Que ce soit des études savantes ou des discussions de brasseries qui font la description détaillée et désolante de l’assimilation, une réflexion me vient toujours à l’esprit : d’accord, mais que fait-on maintenant avec celles et ceux qui restent? Qui sommes-nous et que voulons-nous réaliser ensemble?

Je n’ai pas la réponse, elle appartient aux Acadiennes et aux Acadiens. C’est aux bâtisseuses, dans tous les secteurs d’activité et de tous les horizons, d’en débattre. C’est aux élites et aux leaders de mettre en forme cette multiplicité de discours sur l’Acadie afin de lui donner un sens, de (re)faire l’unité identitaire à partir d’une Acadie plurielle.

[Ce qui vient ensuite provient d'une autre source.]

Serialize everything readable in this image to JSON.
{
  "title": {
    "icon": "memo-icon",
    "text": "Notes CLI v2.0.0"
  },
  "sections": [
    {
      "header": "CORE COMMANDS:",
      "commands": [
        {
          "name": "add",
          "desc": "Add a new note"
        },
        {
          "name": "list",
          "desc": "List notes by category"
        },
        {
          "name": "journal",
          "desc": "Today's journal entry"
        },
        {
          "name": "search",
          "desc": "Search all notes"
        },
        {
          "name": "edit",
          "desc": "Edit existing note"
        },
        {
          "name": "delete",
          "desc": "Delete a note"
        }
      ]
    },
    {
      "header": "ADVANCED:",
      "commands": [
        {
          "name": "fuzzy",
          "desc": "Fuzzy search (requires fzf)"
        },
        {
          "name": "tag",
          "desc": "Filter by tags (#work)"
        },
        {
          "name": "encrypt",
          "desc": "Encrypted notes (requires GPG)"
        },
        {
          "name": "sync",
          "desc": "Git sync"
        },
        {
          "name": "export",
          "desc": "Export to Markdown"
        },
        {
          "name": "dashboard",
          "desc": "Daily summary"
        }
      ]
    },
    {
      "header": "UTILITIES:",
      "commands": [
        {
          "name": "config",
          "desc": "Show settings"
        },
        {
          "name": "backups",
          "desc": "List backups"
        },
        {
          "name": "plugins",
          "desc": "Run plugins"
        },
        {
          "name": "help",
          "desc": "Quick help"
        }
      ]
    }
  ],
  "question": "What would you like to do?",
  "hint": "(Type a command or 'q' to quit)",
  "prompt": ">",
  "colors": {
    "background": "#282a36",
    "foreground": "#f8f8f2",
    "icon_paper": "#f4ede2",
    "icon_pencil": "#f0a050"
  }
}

En un mot : gouverner.

Les philosophes des Lumières conviaient les citoyens à entrer dans la modernité en faisant tabula rasa des traditions, à utiliser la raison pour se libérer du poids du passé.

Les Acadiens ont un urgent besoin de penser à un projet de société ou d’avenir politique qui s’affranchit du poids discursif et passéiste de l’assimilation.

[1] Richard, R. G. «Discours et références identitaires : regard critique sur l’étude de l’acadianité moderne» dans Égalité nos 44-45, automne 1998-printemps 1999, pp. 239-275.

[2] Richard, R. G. Les formes de l’acadianité au NB : action collective et production de l’identité (1960-93), Québec, Université Laval, 1994, 123 pages.

[3] Avant de produire son ouvrage phare, La critique de la raison pratique, le philosophe moral allemand Emmanuel Kant, a publié un ouvrage initial qui a servi de fondation à son ouvrage magistral subséquent. La traduction française de Grundlegung zur Metaphysik der Sitten est Fondements de la métaphysique des mœurs. Le terme Grundlegung, il parait, est plus près du terme anglais grounding, dans le sens d’établir les fondements.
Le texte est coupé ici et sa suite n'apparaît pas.